Holocracy è un processo di governance che semplifica le organizzazioni favorendo la proattività, la responsabilità, l’auto-organizzazione e l’execution. È nato in ambito informatico (come il pensiero Agile) per abbattere costi e lentezze del vecchio modello piramidale. Concepisce l’organizzazione come un organismo vivente che cambia in continuazione, con mutamenti piccoli e costanti. Ogni organizzazione intesa come organismo deve, quindi, adeguarsi costantemente per continuare a vivere. Cosa che la struttura piramidale rende difficile, se non impossibile. Per questo Robertson l’ha scompaginata, ridisegnandola da cima a fondo. Niente più organigrammi, ma cerchi che ridistribuiscono l’autorità decisionale a chi possiede informazioni, competenze, iniziativa. Holocracy introduce una nuova grammatica per la definizione delle reciproche aspettative e strumenti decisionali veloci e inclusivi, riconsegna l’organizzazione al suo proposito originario, rendendola agile, capace di auto-organizzarsi. Fra i primi ad adottarla con successo, un’azienda leader come Zappos. Ma non è facile, perché questo nuovo paradigma implica una profonda trasformazione della cultura organizzativa che va pazientemente preparata, accompagnando le persone verso un solido e profondo change mindset.
Due parole sul modello, per farsene un’idea. La piramide è abolita. L’azienda olocratica è disegnata come un grande cerchio che racchiude tutti gli altri che, a loro volta, contengono dei sotto-cerchi. Il potere è ridistribuito nei cerchi che si auto-governano, grazie al fatto di essere allineati sul proposito dell’impresa. Holocarcy ridefinisce alla radice il concetto di ruolo. In questo tipo di organizzazione, ogni Ruolo è “una piccola impresa” per conto dell’Organizzazione. Ma attenzione, non si tratta di anarchia, ma di un modo diverso di concepire l’organizzazione e le sue funzioni vitali, “il fare e le persone”. Le persone sono rigorosamente separate dai ruoli. “Nessuno può fra leva sul proprio ruolo per comandare sugli altri perché, chiunque ricopra uno o più ruoli, è semplicemente un partner dell’organizzazione che, in quel momento, sta dando vita a entità organizzative che esistono indipendentemente da lui”. Nelle aziende olocratiche il design organizzativo si crea e si trasforma senza designer. Nessuna persona, o gruppo, si siede al tavolo per disegnare l’organizzazione perché, come sostiene Roberson “L’evoluzione è più intelligente di noi”.
Sintetizzare il modello di Robertson non è facile. Si rischia di banalizzarlo.
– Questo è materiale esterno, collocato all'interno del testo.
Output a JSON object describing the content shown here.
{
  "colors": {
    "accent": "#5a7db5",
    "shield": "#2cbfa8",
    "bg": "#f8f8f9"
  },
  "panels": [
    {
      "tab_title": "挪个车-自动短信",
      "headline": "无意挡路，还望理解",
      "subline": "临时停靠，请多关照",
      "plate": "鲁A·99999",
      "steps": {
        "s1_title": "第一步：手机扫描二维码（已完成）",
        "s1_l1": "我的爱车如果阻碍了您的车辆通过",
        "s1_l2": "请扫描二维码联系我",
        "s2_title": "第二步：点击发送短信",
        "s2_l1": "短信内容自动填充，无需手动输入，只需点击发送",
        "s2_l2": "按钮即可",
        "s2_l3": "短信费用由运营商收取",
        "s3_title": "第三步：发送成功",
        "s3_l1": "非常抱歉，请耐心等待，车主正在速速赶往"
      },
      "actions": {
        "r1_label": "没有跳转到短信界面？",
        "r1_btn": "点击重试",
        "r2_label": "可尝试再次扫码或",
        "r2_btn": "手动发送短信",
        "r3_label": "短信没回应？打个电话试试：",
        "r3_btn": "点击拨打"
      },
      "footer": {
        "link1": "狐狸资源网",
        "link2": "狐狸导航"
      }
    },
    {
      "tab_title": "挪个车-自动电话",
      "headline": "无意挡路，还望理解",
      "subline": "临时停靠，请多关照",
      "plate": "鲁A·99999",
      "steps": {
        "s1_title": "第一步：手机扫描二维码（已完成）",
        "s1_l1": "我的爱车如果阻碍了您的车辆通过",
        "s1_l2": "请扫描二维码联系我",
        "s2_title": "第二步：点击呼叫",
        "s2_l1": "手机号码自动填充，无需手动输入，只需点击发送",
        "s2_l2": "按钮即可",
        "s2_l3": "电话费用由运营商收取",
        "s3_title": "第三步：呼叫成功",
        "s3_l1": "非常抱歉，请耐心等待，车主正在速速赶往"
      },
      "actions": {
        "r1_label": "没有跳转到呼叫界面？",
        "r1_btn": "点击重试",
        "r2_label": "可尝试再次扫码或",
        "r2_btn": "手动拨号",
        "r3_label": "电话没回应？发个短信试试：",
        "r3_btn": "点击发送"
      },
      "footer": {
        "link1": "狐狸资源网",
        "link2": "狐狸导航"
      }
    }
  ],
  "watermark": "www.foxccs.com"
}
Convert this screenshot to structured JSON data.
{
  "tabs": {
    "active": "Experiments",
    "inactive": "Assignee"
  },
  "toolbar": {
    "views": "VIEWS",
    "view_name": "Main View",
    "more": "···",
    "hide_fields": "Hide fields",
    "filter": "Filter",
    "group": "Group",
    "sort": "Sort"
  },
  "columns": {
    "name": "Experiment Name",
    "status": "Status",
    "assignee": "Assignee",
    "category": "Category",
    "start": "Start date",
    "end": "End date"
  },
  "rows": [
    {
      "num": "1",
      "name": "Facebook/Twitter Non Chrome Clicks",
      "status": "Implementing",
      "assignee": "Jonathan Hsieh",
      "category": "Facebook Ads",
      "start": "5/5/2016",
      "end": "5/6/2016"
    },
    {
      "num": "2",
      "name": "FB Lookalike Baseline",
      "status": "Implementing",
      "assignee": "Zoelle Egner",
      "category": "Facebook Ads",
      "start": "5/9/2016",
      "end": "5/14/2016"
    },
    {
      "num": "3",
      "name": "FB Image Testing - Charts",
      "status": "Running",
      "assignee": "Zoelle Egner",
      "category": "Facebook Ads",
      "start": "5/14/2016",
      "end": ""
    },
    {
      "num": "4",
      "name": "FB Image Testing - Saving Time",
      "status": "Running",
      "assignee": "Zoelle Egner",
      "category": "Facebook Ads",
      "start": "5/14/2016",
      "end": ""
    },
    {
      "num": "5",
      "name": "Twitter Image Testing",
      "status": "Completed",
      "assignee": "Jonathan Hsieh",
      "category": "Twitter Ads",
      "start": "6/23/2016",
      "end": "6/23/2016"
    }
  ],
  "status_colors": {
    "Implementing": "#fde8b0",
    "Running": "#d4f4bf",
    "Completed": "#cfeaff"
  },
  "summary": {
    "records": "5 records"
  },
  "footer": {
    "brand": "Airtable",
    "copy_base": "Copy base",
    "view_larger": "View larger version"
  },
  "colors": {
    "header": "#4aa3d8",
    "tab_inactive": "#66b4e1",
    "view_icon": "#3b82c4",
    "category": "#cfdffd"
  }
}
Meglio leggere il libro dove l’autore spiega con chiarezza e acume la filosofia che lo ispira. Ma illustra anche gli strumenti (come la riunione strategica) per preparare l’ambiente a far proprio questo nuovo modello organizzativo. Holocracy è un libro affascinante, contro-corrente, capace di accendere nuove prospettive sull’organizzazione, modi diversi di pensare se stessi in un contesto mutevole, dove ormai ciò che più conta sono le competenze e la responsabilità, l’iniziativa e la visione, guidata dall’etica (ribattezzata da Roberson proposito) che la ispira. Infatti “Holocracy non è un processo di governance “del popolo, dal popolo, per il popolo”, è la governance dell’organizzazione attraverso le persone, per il proposito”.